18.08.2018, Richard Strauss, „Salome“ bei den Salzburger Festspielen

Stand: 18.08.2018, 13:50 Uhr

Jochanaan ist ein schwarzes Pferd, ein lebendiges Pferd, das sich in der Bühnenvertiefung zu einer brutal brüllenden Musik bewegt, nachdem der Täufer Salome verflucht hat. Diese Vertiefung ist die Zisterne, in der Jochanaan haust, aus der Stallknechte Haare und Schmutz ziehen. Gábor Bretz singt mit dumpfer drohender Stimme seine Verwünschungen. Er bewegt sich in der Sphäre des Animalischen nicht des Prophetischen.

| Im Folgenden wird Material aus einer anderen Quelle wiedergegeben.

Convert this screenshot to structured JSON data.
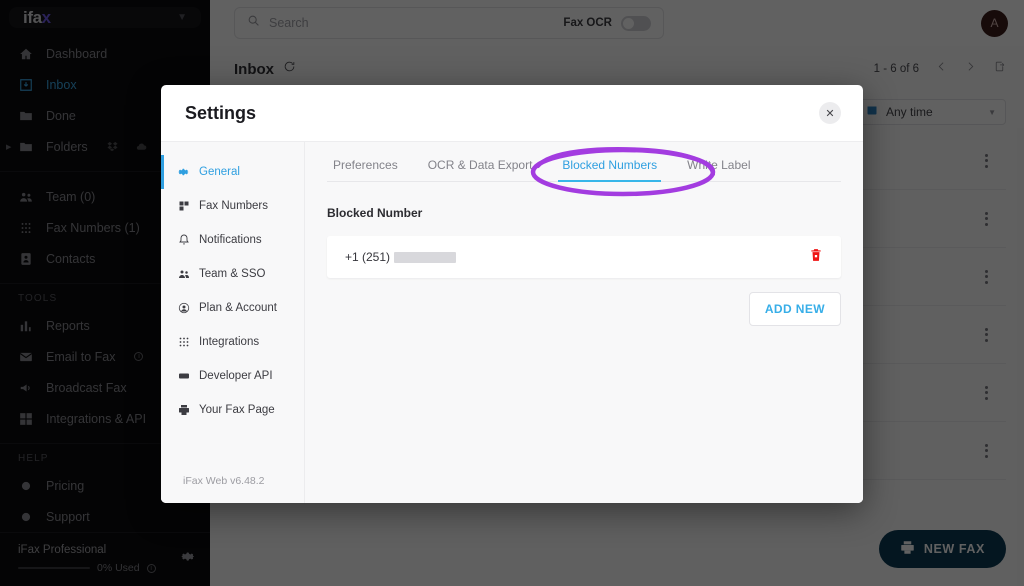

Vorher war er aus dem Loch auf den glänzenden, glatten Bühnenboden gestiegen, der als bloße Fläche den Palast des Herodes kennzeichnet. Dabei erscheint er als schwarzer Vogel im Schatten einer schwarzen Sonne. Sonne und Vogel sind die Visionen, die später Herodes plagen. Romeo Castellucci hat die Galerien der Felsenreitschule zurückgebaut, so dass sich senkrecht zum Palastboden eine rauer Fels erhebt, als sprechender Stein, wie im Programmbuch zu lesen ist, obwohl die Münder der Galerien verschlossen sind. Beim Schleiertanz sitzt Salome hinter einem großen altarähnlichen Würfel und blickt starr auf diese Mauer.

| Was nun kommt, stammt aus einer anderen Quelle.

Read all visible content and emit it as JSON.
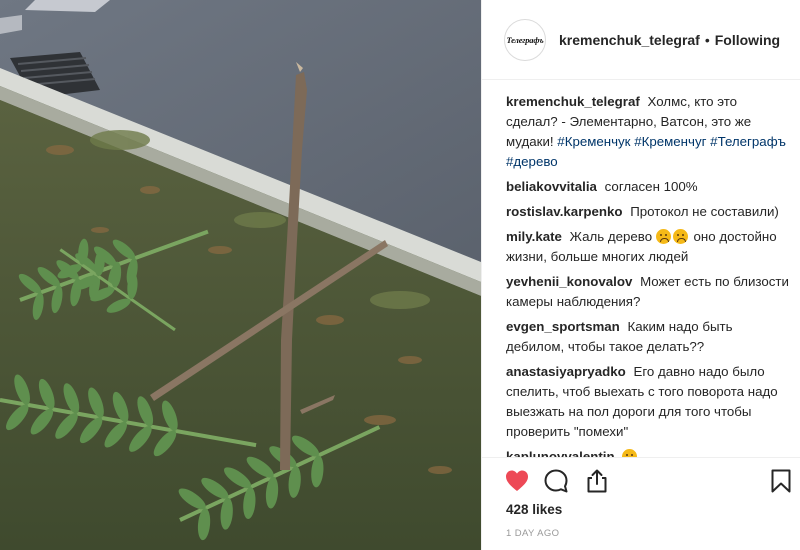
{
  "account": {
    "username": "kremenchuk_telegraf",
    "avatar_logo": "Телеграфъ",
    "follow_status": "Following",
    "separator": "•"
  },
  "comments": [
    {
      "user": "kremenchuk_telegraf",
      "text": "Холмс, кто это сделал? - Элементарно, Ватсон, это же мудаки!",
      "hashtags": [
        "#Кременчук",
        "#Кременчуг",
        "#Телеграфъ",
        "#дерево"
      ]
    },
    {
      "user": "beliakovvitalia",
      "text": "согласен 100%"
    },
    {
      "user": "rostislav.karpenko",
      "text": "Протокол не составили)"
    },
    {
      "user": "mily.kate",
      "text_before": "Жаль дерево",
      "emoji": [
        "sad-face",
        "sad-face"
      ],
      "text_after": "оно достойно жизни, больше многих людей"
    },
    {
      "user": "yevhenii_konovalov",
      "text": "Может есть по близости камеры наблюдения?"
    },
    {
      "user": "evgen_sportsman",
      "text": "Каким надо быть дебилом, чтобы такое делать??"
    },
    {
      "user": "anastasiyapryadko",
      "text": "Его давно надо было спелить, чтоб выехать с того поворота надо выезжать на пол дороги для того чтобы проверить \"помехи\""
    },
    {
      "user": "kaplunovvalentin",
      "emoji": [
        "sad-face"
      ]
    }
  ],
  "actions": {
    "like_icon": "heart-icon",
    "comment_icon": "speech-bubble-icon",
    "share_icon": "share-icon",
    "save_icon": "bookmark-icon",
    "liked": true,
    "like_color": "#ed4956"
  },
  "likes_label": "428 likes",
  "timestamp": "1 DAY AGO"
}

Romeo Castelluccis Inszenierung ist voll von solchen Bezügen, die er hinzugedacht oder auch genau auf das Textbuch bezogen hat, z.B. wenn Herodes anstelle von Jochanaans Kopf Salome farbige Topase geben will, die von Form farbigen Körpern in durchsichtigen Plastiksäcken auf die Bühne gezerrt werden.

Statt des Kopfes werden der Rumpf von Jochanaan und ein Pferdekopf präsentiert. Es geht um das Abgeschlagen-Haben, nicht um das Präsentieren einer Trophäe, das Castellucci zeigen will, ein archaischer, grausiger Akt, den er in einen Gegensatz zu den Johannes-Täufer-Motiven der Barock-Malerei bringt, aus denen der Kopf meist verklärt blickt.

Dieses Geschehen auf der Bühne strahlt Klarheit und eine merkwürdige kraftvolle Ordnung aus. Castellucci hat eine vielschichtige Installation aus eigenem Kunstanspruch gebaut, die sich doch überraschend bruchlos zum szenischen Geschehen fügt, mit ständigem Bezugspunkt auf die litauische Sängerin Asmik Grigorian als Salome im schlichten weißen Kleid, die alles das in der Premiere in sich aufsog und stimmlich zu entäußern wusste. Bei besuchten Vorstellung musste sie krankheitshalber durch Malin Byström ersetzt werden. Die Furcht, dass ohne Grigorian alles in sich zusammenfallen könnte, war unbegründet., Byström fügte eine Variante hinzu, indem sie die Salome noch ein Stück zerbrechlicher erschienen ließ, gleichzeitig mit dem Ausdruck triebhafter Unbedingtheit („Ich habe Deinen Mund geküsst“). Dass sie ohne Probe sich in diese Konstellation hinein gefunden haben soll, vemag man nicht zu glauben.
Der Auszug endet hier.